Autumn frosts kill summer plants such as runner beans, tomatoes and cucumbers, but leave winter crops unscathed, allowing a new suite of vegetables adapted to Scotland's colder climes to enter the gardening fray.

Autumn frosts kill summer plants such as runner beans, tomatoes and cucumbers, but leave winter crops unscathed, allowing a new suite of vegetables adapted to  Scotland’s colder climes to enter the gardening fray.

Many of these root vegetables are even thought to taste better after frost. The cold triggers the starch in them to break down and release glucose, which provides sweetness. The fact sugar freezes at a lower temperature than water means it acts like an anti-freeze and prevents the damage that frozen water causes in more tender plants.

A tough survivor is the neep, one of Scotland’s two most famous vegetables, though its Swedish origins give rise to it still being known by many as a swede. A love-it-or-loathe-it vegetable, the neep is accused of being dull by David Stuart in The Kitchen Garden, the author adding: “In the field, hares and pheasants are said to prefer swedes to turnips, not a taste I share. If you have only a small garden, it is probably not a culinary field worth investigating.”

I disagree. Even before being frosted, I reckon a neep has a delightful, if less pronounced flavour and, after a touch of frost, a stronger-tasting, sweeter neep also makes a tasty dish, and not just for St Andrew’s Day or Burns Night. Frosting changes the colour of the flesh, making it much darker. Vitally for me, the tough outer skin is pleasingly slug-proof.

Most other root vegetables -- carrots, parsnips, salsify and the less well-known scorzonera -- withstand the rigours of an average winter, and they too acquire a stronger, slightly sweeter flavour, almost excessively so in the case of parsnips. A borderline root -- one that will tolerate some but not too much frost -- is celeriac. Salsify and celeriac merit a place in any veg garden, so I recommend you add them to your seed order next year.

Meadow salsify or goat’s beard (Tragopogon pratensis) is native to the British Isles, but the salsify (Tragopogon porrifolius) we now grow originated in the Mediterranean, arriving in the 16th century. If you haven’t tasted this long, thin, almost asparagus-flavoured root, you’re missing something.

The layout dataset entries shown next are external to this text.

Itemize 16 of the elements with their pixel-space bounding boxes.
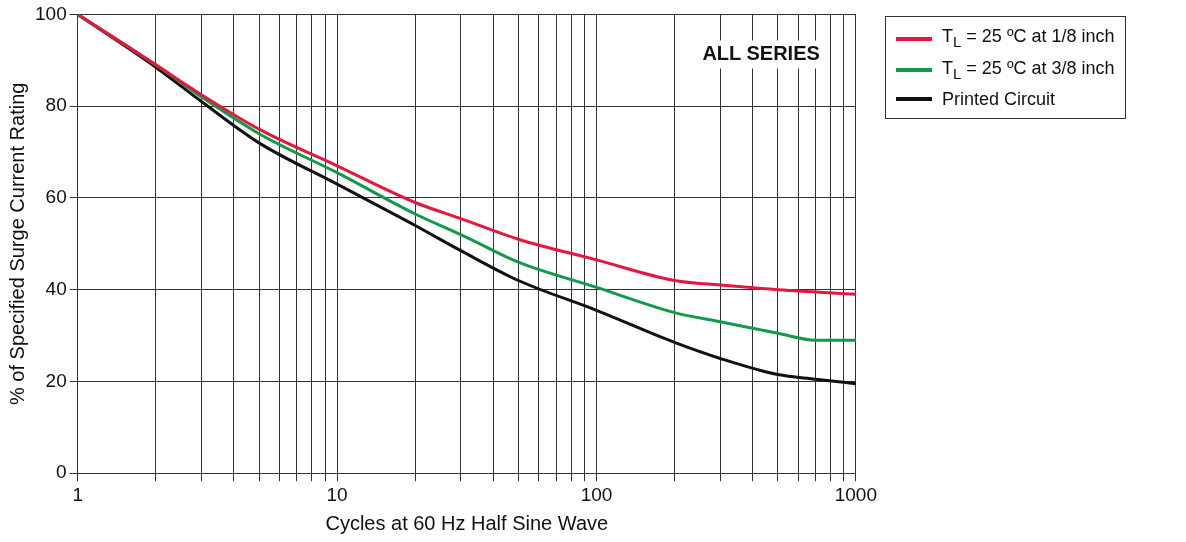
y-tick-label: 20 <box>45 369 67 391</box>
x-tick-label: 1 <box>72 483 83 505</box>
y-tick-label: 80 <box>45 94 67 116</box>
legend-label: T$_{L}$ = 25 ºC at 3/8 inch <box>942 56 1115 84</box>
y-tick-label: 60 <box>45 186 67 208</box>
y-tick-label: 0 <box>56 461 67 483</box>
x-tick-label: 1000 <box>834 483 878 505</box>
x-tick-label: 10 <box>326 483 348 505</box>
legend-label: Printed Circuit <box>942 88 1056 112</box>
annotation: ALL SERIES <box>702 41 820 64</box>
x-axis-title: Cycles at 60 Hz Half Sine Wave <box>325 511 609 534</box>
y-tick-label: 40 <box>45 277 67 299</box>
x-tick-label: 100 <box>580 483 613 505</box>
legend-label: T$_{L}$ = 25 ºC at 1/8 inch <box>942 25 1115 52</box>
y-axis-title: % of Specified Surge Current Rating <box>5 82 28 405</box>
y-tick-label: 100 <box>35 2 67 24</box>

Salsify is grown much like parsnip, but you need to keep giving the plants a good drink throughout the growing season to stop the roots becoming hard and woody. Start harvesting the roots during October and November, and during very cold weather you could make this a shade easier by covering the ground with a mulch such as a thick layer of straw. Be warned, though: slugs will congregate there and tuck into your salsify before you. The similar-tasting scorzonera is grown in exactly the same way, but its thinner, more fiddly roots are much harder to deal with in the kitchen.

Celeriac is another massively underrated vegetable. Although it needs a steady, warm growing temperature in its early stages -- ideally 15C -- it will cope with the first few frosts. Unlike neeps and salsify, though, it’ll turn to mush in hard frost. When lifting, cut off and compost all the leaves and remove loose soil. Keep the roots in a cool, frost and vermin-free place. Layer the celeriac on damp sand in a solid wooden box, keeping each root apart from its neighbour. You could dig a trench to store the vegetables, but the thought of retrieving them in the middle of January might prove a deterrent to this approach. To exacerbate the problem, I have to stop rodents from consuming the lot, so I stick a box of celeriac in the large cupboard I use for storing apples.

The first frosts mark a change in the seasons and, for me, that means switching to winter fruit and veg. Parsnips are only for winter and courgettes and strawberries are for summer.